Stories about science often suggest a process of steady advancement — a direct path from hypothesis to revelation. Yet it rarely happens that way. The road to progress is typically strewn with false starts, wrong turns and other miscues — as a group of astronomers and physicists known as the BICEP2 collaboration recently found out.
In March 2014, they announced to the world that their small telescope at the South Pole had uncovered possible signs of gravitational waves produced within a trillionth of a trillionth of a trillionth of a second of the Big Bang — potentially opening a window into a new regime of physics. The tentative findings garnered international headlines. But later that year, new data showed that the signal they’d seen was primarily due to dust in our galaxy rather than to gravitational waves from the cosmic dawn.

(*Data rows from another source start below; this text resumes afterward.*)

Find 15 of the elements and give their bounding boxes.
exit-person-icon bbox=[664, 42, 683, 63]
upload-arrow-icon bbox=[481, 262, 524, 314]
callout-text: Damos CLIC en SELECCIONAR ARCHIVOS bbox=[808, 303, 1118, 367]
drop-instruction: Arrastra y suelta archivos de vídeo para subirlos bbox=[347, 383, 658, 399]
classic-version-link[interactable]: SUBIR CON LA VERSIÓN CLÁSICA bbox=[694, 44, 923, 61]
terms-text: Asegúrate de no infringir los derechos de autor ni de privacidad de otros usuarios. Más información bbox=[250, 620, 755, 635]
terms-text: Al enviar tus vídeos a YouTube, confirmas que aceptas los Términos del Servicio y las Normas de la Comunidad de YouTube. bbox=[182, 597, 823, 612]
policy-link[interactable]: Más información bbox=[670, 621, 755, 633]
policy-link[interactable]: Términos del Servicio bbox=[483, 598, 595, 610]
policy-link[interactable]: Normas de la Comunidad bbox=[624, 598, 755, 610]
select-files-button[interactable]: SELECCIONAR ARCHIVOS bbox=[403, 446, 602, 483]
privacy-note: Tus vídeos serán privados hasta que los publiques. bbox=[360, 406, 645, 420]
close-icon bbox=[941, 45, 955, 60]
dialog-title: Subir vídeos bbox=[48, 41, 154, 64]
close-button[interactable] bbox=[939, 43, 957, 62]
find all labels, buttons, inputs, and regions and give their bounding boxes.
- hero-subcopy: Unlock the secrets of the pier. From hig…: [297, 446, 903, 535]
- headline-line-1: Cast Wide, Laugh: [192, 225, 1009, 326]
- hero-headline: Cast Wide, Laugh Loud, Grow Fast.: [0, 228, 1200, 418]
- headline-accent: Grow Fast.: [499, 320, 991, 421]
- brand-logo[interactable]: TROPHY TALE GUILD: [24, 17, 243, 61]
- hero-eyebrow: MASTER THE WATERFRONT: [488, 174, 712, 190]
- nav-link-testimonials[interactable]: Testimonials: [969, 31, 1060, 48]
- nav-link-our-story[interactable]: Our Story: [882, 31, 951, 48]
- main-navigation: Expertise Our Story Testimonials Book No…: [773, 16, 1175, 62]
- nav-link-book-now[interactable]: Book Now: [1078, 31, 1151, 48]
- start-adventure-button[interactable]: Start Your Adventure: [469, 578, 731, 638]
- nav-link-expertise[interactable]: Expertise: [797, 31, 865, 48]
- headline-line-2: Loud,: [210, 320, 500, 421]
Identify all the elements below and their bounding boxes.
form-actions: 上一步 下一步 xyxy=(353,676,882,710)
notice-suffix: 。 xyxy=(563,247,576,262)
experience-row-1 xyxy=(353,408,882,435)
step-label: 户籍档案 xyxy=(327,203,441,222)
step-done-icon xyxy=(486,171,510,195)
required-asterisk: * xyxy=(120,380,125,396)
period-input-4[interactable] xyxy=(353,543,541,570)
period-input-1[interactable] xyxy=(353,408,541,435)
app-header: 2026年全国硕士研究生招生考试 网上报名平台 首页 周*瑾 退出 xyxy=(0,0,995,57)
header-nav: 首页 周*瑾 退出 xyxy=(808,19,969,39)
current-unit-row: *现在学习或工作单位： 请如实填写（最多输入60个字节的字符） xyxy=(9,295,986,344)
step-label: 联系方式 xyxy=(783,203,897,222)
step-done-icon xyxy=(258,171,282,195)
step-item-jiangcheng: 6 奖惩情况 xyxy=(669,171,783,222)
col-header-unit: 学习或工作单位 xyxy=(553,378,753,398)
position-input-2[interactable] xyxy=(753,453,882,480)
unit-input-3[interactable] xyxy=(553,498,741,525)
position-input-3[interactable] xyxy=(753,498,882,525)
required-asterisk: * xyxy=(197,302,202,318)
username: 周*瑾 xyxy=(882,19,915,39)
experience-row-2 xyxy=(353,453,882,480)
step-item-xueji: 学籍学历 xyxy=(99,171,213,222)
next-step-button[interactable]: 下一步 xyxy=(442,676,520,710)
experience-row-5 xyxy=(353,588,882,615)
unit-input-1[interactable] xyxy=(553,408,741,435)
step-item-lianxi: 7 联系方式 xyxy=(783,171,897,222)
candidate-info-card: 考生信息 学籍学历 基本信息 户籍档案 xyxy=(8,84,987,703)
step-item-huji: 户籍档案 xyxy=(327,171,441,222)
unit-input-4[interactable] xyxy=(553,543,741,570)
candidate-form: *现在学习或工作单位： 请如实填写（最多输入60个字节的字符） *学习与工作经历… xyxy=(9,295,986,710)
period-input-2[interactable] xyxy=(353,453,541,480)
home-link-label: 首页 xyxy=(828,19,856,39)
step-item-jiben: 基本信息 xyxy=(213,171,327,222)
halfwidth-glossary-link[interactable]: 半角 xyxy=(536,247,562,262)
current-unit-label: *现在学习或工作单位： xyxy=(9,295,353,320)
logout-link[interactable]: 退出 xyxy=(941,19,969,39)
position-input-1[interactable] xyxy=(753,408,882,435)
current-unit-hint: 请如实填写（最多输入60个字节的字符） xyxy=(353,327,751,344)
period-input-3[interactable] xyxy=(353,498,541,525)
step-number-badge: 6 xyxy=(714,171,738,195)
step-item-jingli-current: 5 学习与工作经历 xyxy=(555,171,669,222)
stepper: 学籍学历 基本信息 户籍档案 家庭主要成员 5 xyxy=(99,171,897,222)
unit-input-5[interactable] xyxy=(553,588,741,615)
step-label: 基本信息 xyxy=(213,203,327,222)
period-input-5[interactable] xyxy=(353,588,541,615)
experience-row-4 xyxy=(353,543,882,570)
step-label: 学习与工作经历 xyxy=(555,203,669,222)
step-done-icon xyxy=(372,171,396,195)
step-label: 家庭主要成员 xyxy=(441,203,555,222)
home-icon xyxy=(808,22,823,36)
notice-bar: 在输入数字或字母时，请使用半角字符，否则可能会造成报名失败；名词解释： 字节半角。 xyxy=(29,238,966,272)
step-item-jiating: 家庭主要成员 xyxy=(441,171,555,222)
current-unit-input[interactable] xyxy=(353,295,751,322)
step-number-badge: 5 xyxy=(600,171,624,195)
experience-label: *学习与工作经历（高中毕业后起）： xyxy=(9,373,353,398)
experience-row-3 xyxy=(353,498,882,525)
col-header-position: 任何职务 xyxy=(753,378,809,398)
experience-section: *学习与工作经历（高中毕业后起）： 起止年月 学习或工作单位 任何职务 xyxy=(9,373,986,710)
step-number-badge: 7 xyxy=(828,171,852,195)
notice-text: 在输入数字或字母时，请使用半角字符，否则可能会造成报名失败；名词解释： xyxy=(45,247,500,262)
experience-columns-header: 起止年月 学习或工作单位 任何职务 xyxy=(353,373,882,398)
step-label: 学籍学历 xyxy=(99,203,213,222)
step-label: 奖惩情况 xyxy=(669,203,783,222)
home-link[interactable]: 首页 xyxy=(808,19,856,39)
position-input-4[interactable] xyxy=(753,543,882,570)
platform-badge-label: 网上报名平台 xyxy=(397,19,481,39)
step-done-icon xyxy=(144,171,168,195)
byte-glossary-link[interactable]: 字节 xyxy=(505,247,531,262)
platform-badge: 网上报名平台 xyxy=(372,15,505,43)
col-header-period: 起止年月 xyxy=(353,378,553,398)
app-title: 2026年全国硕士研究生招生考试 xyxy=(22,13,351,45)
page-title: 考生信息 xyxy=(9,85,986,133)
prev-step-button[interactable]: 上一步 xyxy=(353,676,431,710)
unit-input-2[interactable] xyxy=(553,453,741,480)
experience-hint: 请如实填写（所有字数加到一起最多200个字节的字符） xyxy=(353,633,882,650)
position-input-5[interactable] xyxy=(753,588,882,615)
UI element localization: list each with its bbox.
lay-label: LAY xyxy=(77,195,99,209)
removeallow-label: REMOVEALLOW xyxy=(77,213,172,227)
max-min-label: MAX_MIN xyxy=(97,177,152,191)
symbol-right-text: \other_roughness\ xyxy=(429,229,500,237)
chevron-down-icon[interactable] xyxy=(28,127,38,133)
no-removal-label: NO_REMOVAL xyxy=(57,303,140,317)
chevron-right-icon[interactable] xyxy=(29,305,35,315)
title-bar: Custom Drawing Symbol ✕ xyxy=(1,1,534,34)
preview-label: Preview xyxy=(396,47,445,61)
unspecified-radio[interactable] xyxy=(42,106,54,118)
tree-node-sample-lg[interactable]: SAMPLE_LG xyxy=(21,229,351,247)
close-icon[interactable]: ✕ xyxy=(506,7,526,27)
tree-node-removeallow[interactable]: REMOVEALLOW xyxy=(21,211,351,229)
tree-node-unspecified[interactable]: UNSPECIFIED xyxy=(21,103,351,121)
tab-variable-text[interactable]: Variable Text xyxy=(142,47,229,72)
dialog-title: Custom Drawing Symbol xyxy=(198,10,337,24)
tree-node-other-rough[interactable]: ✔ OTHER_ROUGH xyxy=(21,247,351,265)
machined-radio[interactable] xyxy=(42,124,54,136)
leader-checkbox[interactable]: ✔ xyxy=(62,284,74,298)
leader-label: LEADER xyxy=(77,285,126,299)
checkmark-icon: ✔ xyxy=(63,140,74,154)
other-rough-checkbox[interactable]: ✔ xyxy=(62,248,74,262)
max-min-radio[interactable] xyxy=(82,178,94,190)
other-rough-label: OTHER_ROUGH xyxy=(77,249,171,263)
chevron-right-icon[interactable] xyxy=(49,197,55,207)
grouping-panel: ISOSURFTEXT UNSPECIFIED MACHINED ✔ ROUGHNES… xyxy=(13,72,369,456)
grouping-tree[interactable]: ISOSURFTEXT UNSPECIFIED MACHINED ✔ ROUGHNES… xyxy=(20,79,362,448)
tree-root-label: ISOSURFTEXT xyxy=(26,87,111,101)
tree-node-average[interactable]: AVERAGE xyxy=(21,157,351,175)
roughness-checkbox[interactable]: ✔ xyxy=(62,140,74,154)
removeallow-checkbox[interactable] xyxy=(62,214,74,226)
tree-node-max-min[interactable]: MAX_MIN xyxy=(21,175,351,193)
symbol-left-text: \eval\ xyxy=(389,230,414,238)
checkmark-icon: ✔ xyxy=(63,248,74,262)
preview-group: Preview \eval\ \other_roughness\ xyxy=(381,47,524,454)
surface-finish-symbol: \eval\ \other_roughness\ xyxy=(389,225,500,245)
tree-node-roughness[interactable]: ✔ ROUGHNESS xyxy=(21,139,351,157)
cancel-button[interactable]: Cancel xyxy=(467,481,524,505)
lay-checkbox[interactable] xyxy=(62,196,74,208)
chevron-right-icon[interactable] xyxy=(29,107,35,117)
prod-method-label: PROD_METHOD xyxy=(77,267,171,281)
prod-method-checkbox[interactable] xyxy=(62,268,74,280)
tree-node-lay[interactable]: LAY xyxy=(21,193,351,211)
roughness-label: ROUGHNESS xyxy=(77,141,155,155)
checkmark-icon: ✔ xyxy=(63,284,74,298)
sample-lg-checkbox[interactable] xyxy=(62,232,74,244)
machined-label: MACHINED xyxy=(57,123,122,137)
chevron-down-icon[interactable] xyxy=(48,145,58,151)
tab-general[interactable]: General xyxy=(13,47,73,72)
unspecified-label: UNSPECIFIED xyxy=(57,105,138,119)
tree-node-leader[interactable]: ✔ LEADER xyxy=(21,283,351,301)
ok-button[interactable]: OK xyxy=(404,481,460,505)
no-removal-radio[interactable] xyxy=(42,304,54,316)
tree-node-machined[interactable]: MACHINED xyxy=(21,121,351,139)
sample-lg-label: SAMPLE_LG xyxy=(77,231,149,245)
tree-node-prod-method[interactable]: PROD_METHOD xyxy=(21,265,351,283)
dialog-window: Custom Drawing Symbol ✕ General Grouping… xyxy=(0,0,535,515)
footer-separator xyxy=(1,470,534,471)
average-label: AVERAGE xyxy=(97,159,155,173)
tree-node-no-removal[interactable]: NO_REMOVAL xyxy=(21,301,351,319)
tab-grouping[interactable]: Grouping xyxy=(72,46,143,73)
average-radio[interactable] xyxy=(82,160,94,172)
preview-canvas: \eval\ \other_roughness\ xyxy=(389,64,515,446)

The experience was disappointing for the team behind BICEP (Background Imaging of Cosmic Extragalactic Polarization). But ultimately “the scientific process has worked,” claims John Kovac of the Harvard-Smithsonian Center for Astrophysics (CfA), who led the experiment. He and his colleagues understand where they went wrong two years ago and are now conducting follow-up observations for signs of gravitational waves from the Big Bang, produced some 13.8 billion years ago. (These are different gravitational waves from the ones detected this year by the Laser Interferometer Gravitational-Wave Observatory, which originated from the mergers of black holes).